We focused on developing optimality criteria corresponding to multiple inference objectives and combining them in compound criteria allowing for finding compromises between different components, especially in the cases of relatively small experiments.
In the framework of response surface factorial experiments, we take into account the assumption of a potential model misspecification that is expressed in the form of extra polynomial terms that cannot be estimated. Along with obtaining quality estimates of the fitted (primary) model parameters, the contamination arising from the model disturbance is desired to be minimised. In addition, in the case of model uncertainty, the model-independent approach of making inference based on 'pure error' is to be incorporated.

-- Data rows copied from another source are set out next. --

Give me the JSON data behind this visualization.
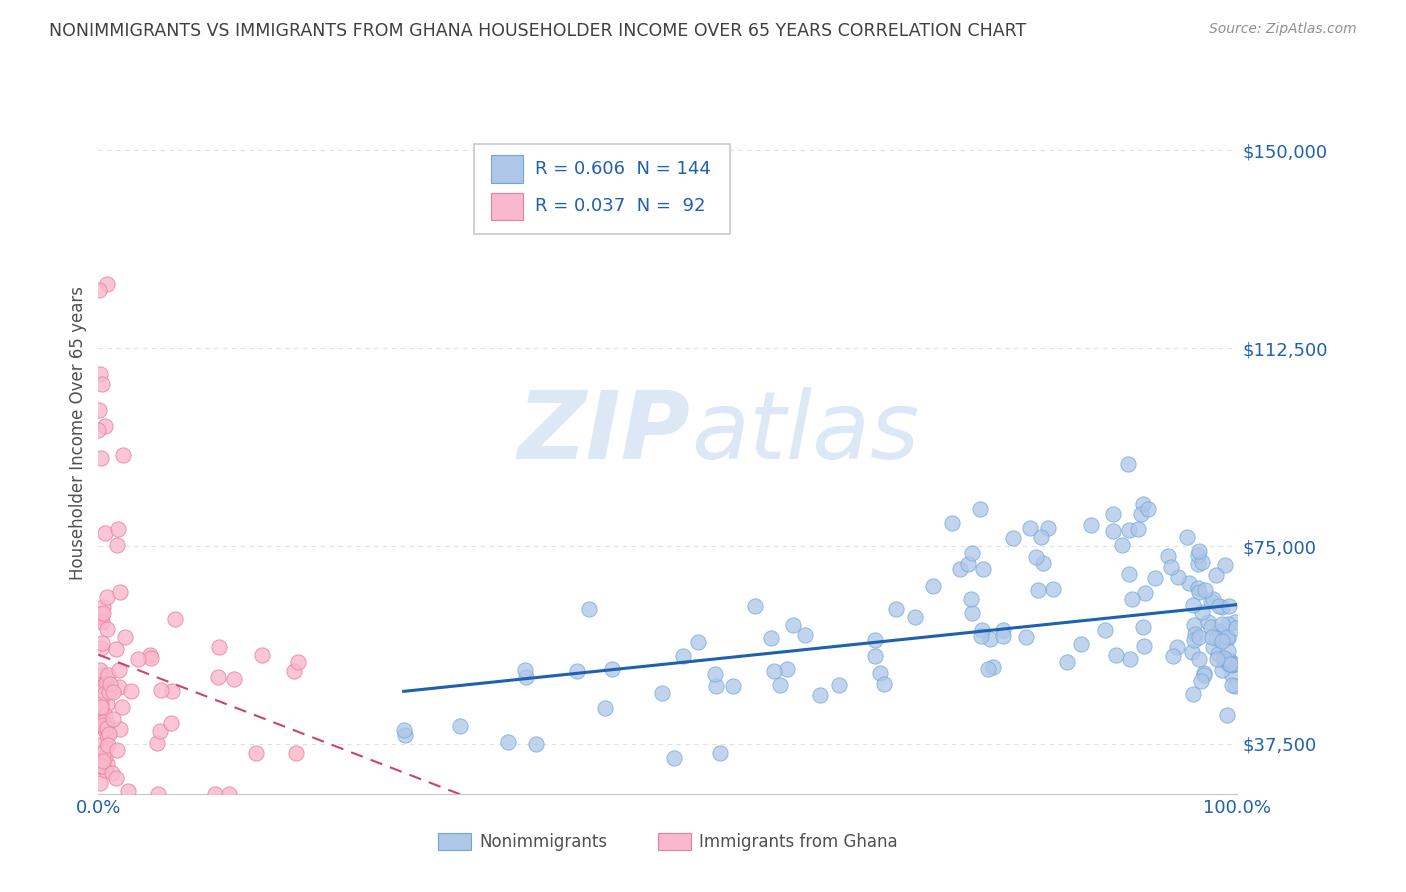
{
  "title": "NONIMMIGRANTS VS IMMIGRANTS FROM GHANA HOUSEHOLDER INCOME OVER 65 YEARS CORRELATION CHART",
  "source": "Source: ZipAtlas.com",
  "ylabel": "Householder Income Over 65 years",
  "xlim": [
    0,
    1
  ],
  "ylim": [
    28000,
    165000
  ],
  "yticks": [
    37500,
    75000,
    112500,
    150000
  ],
  "ytick_labels": [
    "$37,500",
    "$75,000",
    "$112,500",
    "$150,000"
  ],
  "xticks": [
    0,
    1
  ],
  "xtick_labels": [
    "0.0%",
    "100.0%"
  ],
  "legend_label1": "Nonimmigrants",
  "legend_label2": "Immigrants from Ghana",
  "R1": "0.606",
  "N1": "144",
  "R2": "0.037",
  "N2": "92",
  "blue_color": "#aec6e8",
  "blue_edge": "#6fa8d8",
  "pink_color": "#f9b8cb",
  "pink_edge": "#e88098",
  "trend_blue": "#2060b0",
  "trend_pink": "#cc4466",
  "watermark_color": "#dce8f5",
  "background_color": "#ffffff",
  "grid_color": "#e0e0e0",
  "title_color": "#404040",
  "source_color": "#909090",
  "axis_label_color": "#505050",
  "tick_color_blue": "#2060b0",
  "legend_border": "#c8c8d8",
  "figsize": [
    14.06,
    8.92
  ],
  "dpi": 100
}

The final criteria developed are the Mean Square Error (MSE) based criteria; their components correspond to maximising the precision of the fitted model estimates, minimising the joint effect of potentially missed terms and minimising the bias of the primary model parameters that might occur due to the model misspecification. The criteria were presented in the determinant- and trace-based forms, and are also adapted for use in blocked experiments. We also provided an alternative way of estimating criteria value for cases where the originally suggested simulations would be too computationally expensive.
An example of a real-life blocked experiment is studied, and we present a set of optimal designs that satisfied the aims of the experimenters and the restrictions of the experimental setup. Finally, we explore the framework of multistratum experiments; together with adaptation of the MSE-based criteria we provide a flexible design construction and analysis scheme.
The criteria and experimental settings presented are accompanied by illustrative examples in order to explore the possible relationship patterns between the criterion components and optimal designs' characteristics, and produce some general practical recommendations.